I think it may have been one of the few educational computer games that virtually everyone loved. Even with primitive graphics, there was something about fending off attacks from native populations and dealing with dead oxen that appealed to a lot of us at 10 years old.
Being a bootstrapping entrepreneur and growing a company on limited funds is a bit like trying to make it West before there were cars and roads and airplanes and air conditioning: you don’t always know where the road will take you and there’s a good chance you won’t make it but you keep pushing through with the limited resources you have and hope that the payoff is worth it.
But what if you come to a fork in the road?
How do you decide which direction to travel in? You don’t want to end up like the Donner party. (Look it up, it’s horrifying.) The pioneers that paid attention found alternate routes and that’s exactly what you have to do if your startup is going to become more than just a great idea.
Joy Gendusa took it one step further and used those roadblocks to her advantage when she started PostcardMania with seriously limited funds and even more limited resources.
Gendusa was a freelancer who wanted to advertise her business but when she went to get postcards made she was floored by how expensive it was just to print them. Instead of despairing over the cost or finding other ways to advertise, Gendusa took matters into her own hands. She found an entrepreneur willing to pay her to make postcards and used the money from that first transaction to pay the printer.
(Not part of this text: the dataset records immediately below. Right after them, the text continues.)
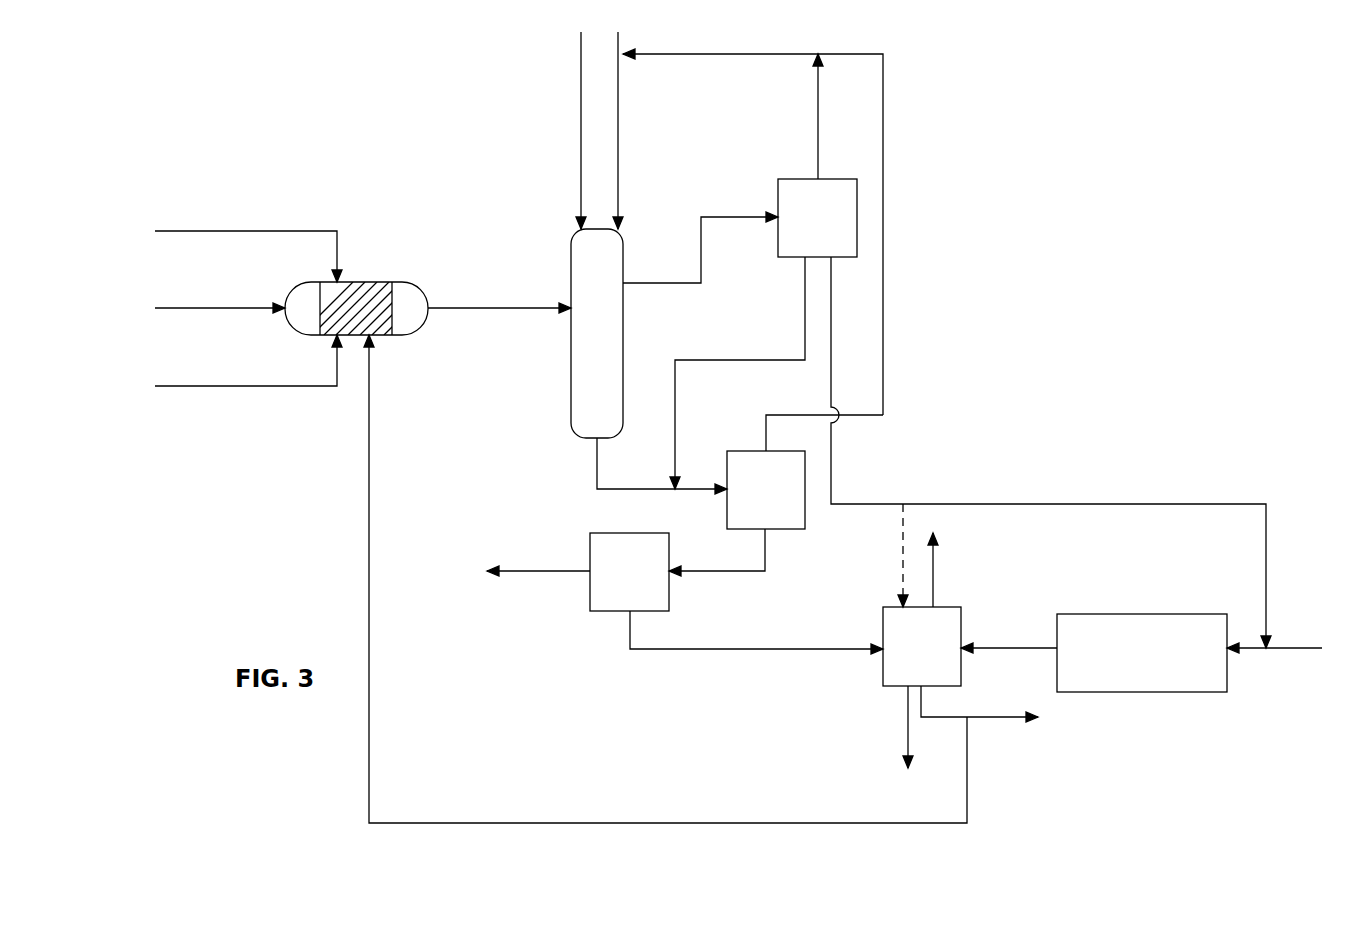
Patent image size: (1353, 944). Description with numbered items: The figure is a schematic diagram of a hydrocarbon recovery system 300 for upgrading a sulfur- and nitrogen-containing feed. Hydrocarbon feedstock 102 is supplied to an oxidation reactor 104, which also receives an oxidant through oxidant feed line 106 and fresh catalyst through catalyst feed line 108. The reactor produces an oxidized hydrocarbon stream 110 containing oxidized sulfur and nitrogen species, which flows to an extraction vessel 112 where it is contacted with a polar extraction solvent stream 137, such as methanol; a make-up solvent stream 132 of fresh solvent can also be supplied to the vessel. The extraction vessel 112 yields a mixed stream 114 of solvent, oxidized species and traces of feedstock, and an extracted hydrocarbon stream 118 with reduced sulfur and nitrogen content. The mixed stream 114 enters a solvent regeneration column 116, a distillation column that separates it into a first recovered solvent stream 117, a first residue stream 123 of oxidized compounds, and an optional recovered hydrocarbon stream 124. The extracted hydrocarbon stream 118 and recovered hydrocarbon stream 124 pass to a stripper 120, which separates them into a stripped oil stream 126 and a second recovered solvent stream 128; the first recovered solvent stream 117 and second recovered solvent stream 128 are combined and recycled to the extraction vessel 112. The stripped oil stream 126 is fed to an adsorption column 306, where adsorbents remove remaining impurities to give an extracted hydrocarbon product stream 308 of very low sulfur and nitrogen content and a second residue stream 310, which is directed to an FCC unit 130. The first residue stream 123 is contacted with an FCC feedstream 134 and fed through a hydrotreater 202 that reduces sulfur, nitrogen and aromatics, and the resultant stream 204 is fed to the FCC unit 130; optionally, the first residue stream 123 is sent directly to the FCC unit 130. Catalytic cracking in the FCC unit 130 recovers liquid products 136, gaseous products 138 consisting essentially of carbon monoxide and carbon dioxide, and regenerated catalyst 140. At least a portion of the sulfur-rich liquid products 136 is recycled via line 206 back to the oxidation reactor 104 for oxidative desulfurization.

The hydrocarbon recovery system 300 is at (308, 41).
The hydrocarbon feedstock 102 is at (181, 308).
The oxidation reactor 104 is at (373, 282).
The oxidant feed line 106 is at (181, 231).
The catalyst feed line 108 is at (181, 386).
The oxidized hydrocarbon stream 110 is at (466, 308).
The extraction vessel 112 is at (575, 233).
The mixed stream 114 is at (635, 283).
The solvent regeneration column 116 is at (798, 179).
The first recovered solvent stream 117 is at (818, 120).
The extracted hydrocarbon stream 118 is at (597, 458).
The stripper 120 is at (757, 450).
The first residue stream 123 is at (831, 486).
The recovered hydrocarbon stream 124 is at (700, 360).
The stripped oil stream 126 is at (723, 572).
The second recovered solvent stream 128 is at (883, 158).
The FCC unit 130 is at (883, 678).
The make-up solvent stream 132 is at (581, 144).
The FCC feedstream 134 is at (1250, 650).
The liquid products 136 is at (985, 717).
The extraction solvent stream 137 is at (618, 176).
The gaseous products 138 is at (934, 582).
The regenerated catalyst 140 is at (908, 745).
The hydrotreater 202 is at (1122, 614).
The resultant stream 204 is at (985, 648).
The recycle line 206 is at (369, 562).
The adsorption column 306 is at (590, 590).
The extracted hydrocarbon product stream 308 is at (527, 572).
The second residue stream 310 is at (668, 650).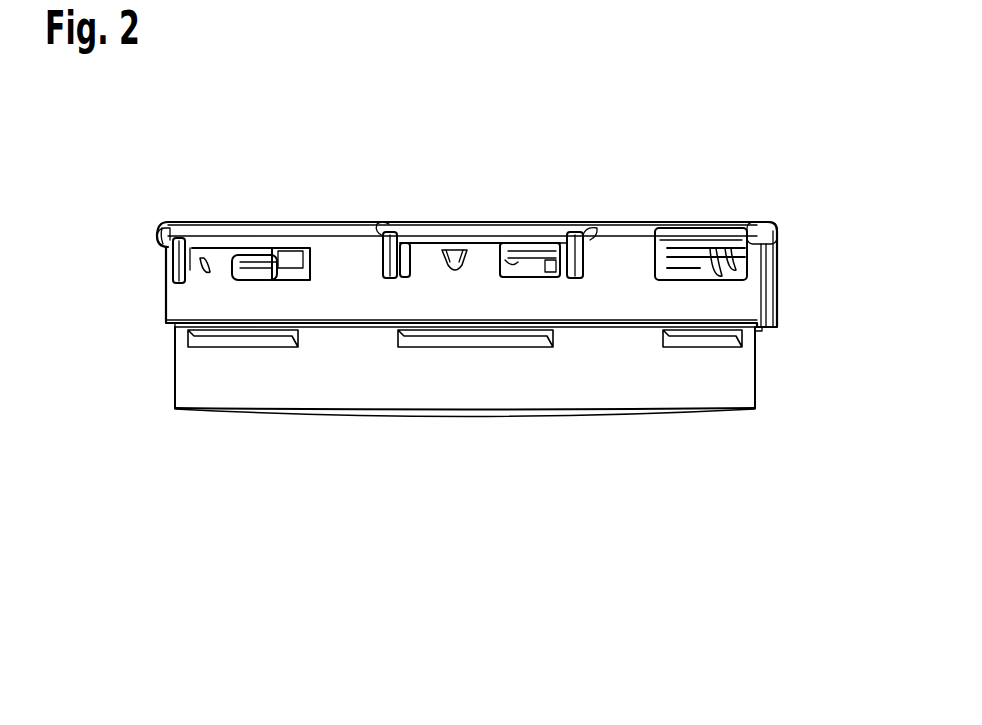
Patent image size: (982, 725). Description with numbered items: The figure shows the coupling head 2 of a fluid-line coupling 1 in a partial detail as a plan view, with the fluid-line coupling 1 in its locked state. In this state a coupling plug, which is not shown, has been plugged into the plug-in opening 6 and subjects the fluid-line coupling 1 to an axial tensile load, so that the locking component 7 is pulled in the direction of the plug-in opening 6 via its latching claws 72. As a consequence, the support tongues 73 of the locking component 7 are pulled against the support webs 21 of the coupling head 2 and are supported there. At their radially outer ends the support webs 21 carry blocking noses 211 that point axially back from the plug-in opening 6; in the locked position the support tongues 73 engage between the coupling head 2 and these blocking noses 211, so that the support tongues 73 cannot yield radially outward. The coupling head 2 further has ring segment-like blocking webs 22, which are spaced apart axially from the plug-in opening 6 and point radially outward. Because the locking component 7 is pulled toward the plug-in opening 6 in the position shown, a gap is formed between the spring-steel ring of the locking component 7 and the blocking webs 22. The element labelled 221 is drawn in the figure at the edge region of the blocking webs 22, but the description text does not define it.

The fluid-line coupling 1 is at (828, 117).
The coupling head 2 is at (202, 378).
The plug-in opening 6 is at (569, 203).
The locking component 7 is at (728, 299).
The support web 21 is at (170, 225).
The blocking web 22 is at (243, 332).
The latching claw 72 is at (222, 263).
The support tongue 73 is at (357, 255).
The blocking nose 211 is at (155, 243).
The edge of latching opening 221 is at (165, 338).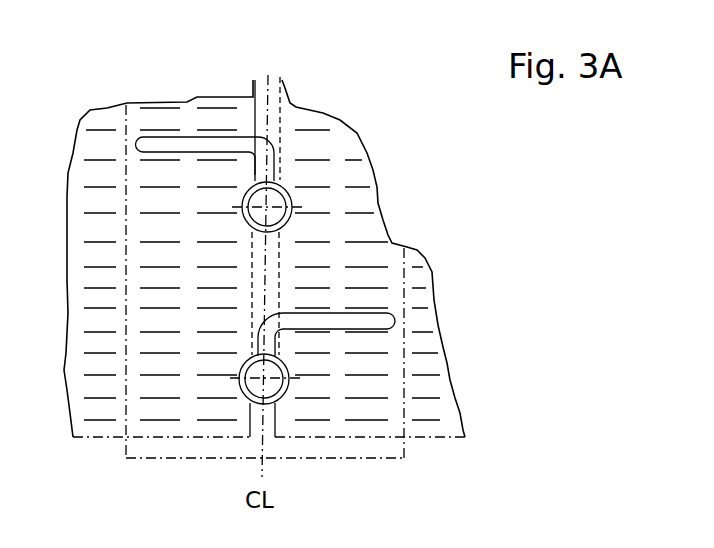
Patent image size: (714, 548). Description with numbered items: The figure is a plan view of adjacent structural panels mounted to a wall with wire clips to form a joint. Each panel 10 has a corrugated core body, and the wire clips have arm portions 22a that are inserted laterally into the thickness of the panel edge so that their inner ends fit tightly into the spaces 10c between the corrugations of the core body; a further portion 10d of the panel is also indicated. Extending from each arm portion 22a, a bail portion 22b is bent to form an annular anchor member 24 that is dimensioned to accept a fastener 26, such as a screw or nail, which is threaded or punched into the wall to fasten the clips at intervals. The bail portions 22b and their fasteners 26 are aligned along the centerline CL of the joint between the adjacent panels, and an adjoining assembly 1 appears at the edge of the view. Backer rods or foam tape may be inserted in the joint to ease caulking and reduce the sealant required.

The panel 10 is at (348, 160).
The spaces between corrugations 10c is at (420, 392).
The lower portion of body 10d is at (519, 547).
The arm portion 22a is at (202, 148).
The bail portion 22b is at (285, 183).
The annular anchor member 24 is at (405, 451).
The fastening screw 26 is at (275, 203).
The assembly 1 is at (667, 547).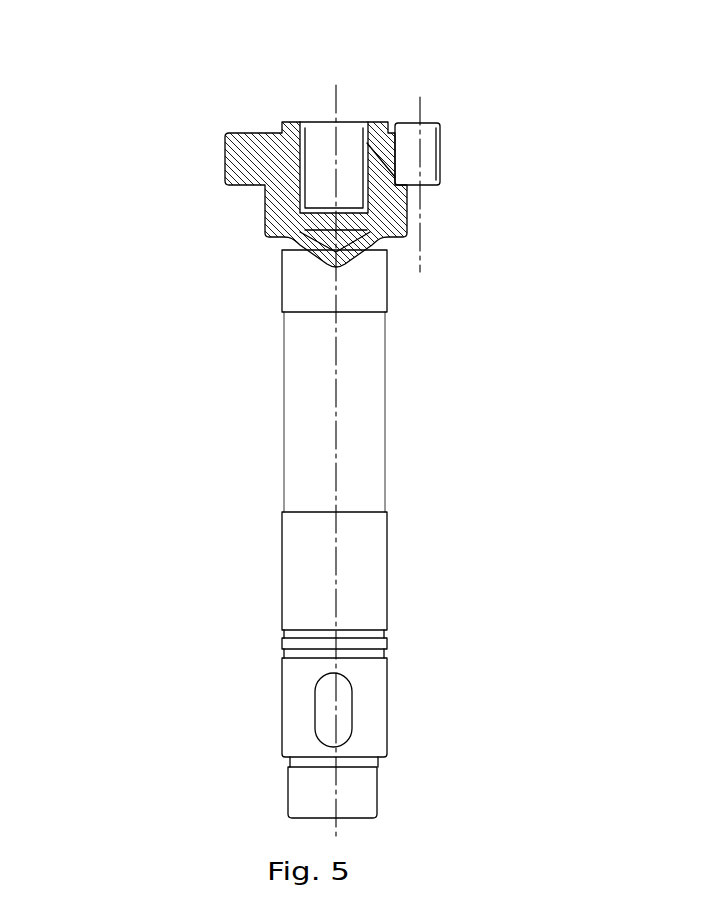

She repeated that process until she started making a little profit; that profit grew, and now PostcardMania is worth $20 million per year.
Obviously PostcardMania didn’t go from zero to twenty million overnight. The key to Gendusa’s success is the same thing that got her business off the ground in the first place: flexibility. As Gendusa picked up more customers, she realized that most people didn’t have the marketing skills to truly utilize their bulk mailings. If the product being printed wasn’t well produced, what good would those mailings ultimately do?
Gendusa’s customers started asking her about graphic design, websites, marketing, and other forms of advertising and she listened. She realized that there was another gap in the market and that was for affordable marketing advice. At first she offered those services for free, giving her another leg up on the competition, and eventually she figured out how to monetize her knowledge without charging more than her customer base could afford.
Could Gendusa have had a really successful business if she stuck to only printing?
Sure. There was a hole in the market for affordable bulk mail printing and she filled it. However, her ability to pay attention to what her customers were asking for and shift gears accordingly is ultimately what led to her success.
Like the pioneers on the Oregon Trail, you have to be open to alternate routes if you’re going to make it to the payoff. Luckily your roadblocks are more likely to be a website that isn’t drawing as much traffic as it should or an investor who pulls out last minute. Isn’t that a whole lot easier to deal with than a dead oxen?